Fortune and Fame, Bankruptcy and Pain


The Delaware Fisker Plant. To take a line from Gimli in “Lord of the Rings,” “You could find more cheer in a graveyard.”

The automotive business is a wild ride; some companies are riding high while others continue to get knocked down.

On the downward spiral:

It’s been awhile since we talked about Fisker.  Unfortunately, they’re not up to much…

The electric car company continues to sink in the quicksand of unpaid loans and has become a permanent fixture at the Delaware taxpayer-funded buffet. It still has yet to pay off its $170 million federal loan from the Department of Energy, and Governor Jack Markell, the Delaware governor who enticed Fisker to move to DE, is now starting to feel the heat.

The car manufacturer moved to Delaware after the promise of a $21.5 million package of state taxpayer loans and grants. Currently, the Newport-area Fisker plant sits boarded up — all of its employees were laid off in the spring of last year. To make matters sound even worse, the state of Delaware continues to write checks for the plant’s utility bills. It sounds like the energy assistance program created for low-income Americans has been extended to money-sucking government projects…

My Opinion: No more taxpayer-funded loans to electric car companies unless their credit is better than “junk.”  There are too many risky, start-up companies for such a small market—hence the domino effect of bankruptcy in the alternative energy sector (Fisker, Solyndra, A123 Systems, etc.). Even after the federal analysts gave Fisker’s loan a “junk” credit rating, Delaware still assigned them a $20 million loan package. No more taxpayer dollars to unworthy, risky ventures.


On the UP Swing:


I wrote a piece a few weeks ago called “Tesla: Miss America.”  Several people took offense because they thought I was giving Tesla unwarranted, positive praise and jumping on the “Tesla bandwagon.” I thought page two of that same article was a clear indicator of my stance—as well as many of my other articles urging the cautious adoption of alternative energy vehicles. That being said, we have to give Tesla some credit. Compare its track records to some of its competition: repaid loans vs. bankruptcy and existence vs. dismantlement.  Tesla is a dark horse and people watch it with fascination… will it fail or will it succeed?

Tesla made headlines again last week, POSITIVE headlines, mind you. The story? It entered the NASDAQ-100.

Oracle, the company Tesla replaced in the NASDAQ-100, decided to move to the NYSE; thus opening up a spot for the start-up.  I’m seeing both congratulatory and skeptical responses on the internet regarding this move—I think I’m more with the latter.

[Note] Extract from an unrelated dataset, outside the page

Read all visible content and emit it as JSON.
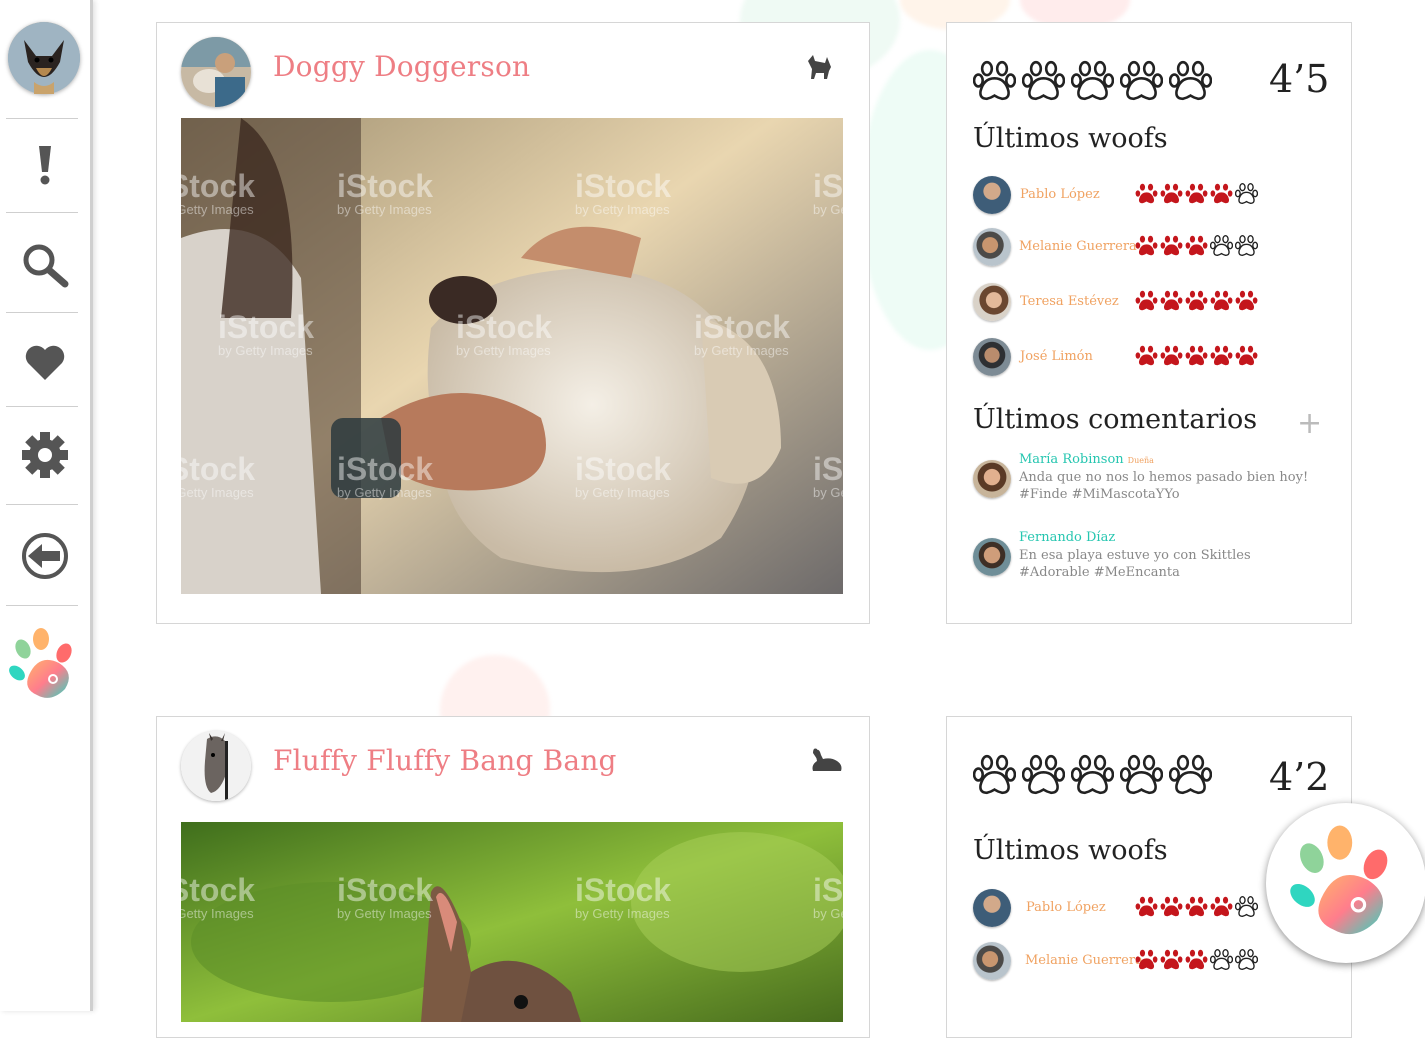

My Opinion: I will give Tesla some superficial points for its induction into the NASDAQ Frat, but I think extrapolating Tesla’s future from this event is both hasty and unwise.  Being given a seat at the “big kids table” doesn’t necessarily indicate future success.  As stated by Car and Driver, “Electric vehicles might be the future of cars, and Tesla might delight its stock-trading fans by becoming an automotive Apple. It might not, too.”

That’s a lot of “mights”–and Car and Driver magazine is right to use them.

Compared to the company that Tesla replaced in the NASDAQ-100, Tesla is very small.  Oracle is valued at $147.97 billion.  Conversely, Tesla is only valued at $12.8 billion. Tesla has a long way to go to catch up with the big boys.  Hopefully, the start-up will be able to use its new position to bolster business and quiet ongoing skirmishes over dealer-franchise laws.

With a spot in the NASDAQ, Tesla has gained leverage and respect.  Now it needs to prove that it is worthy.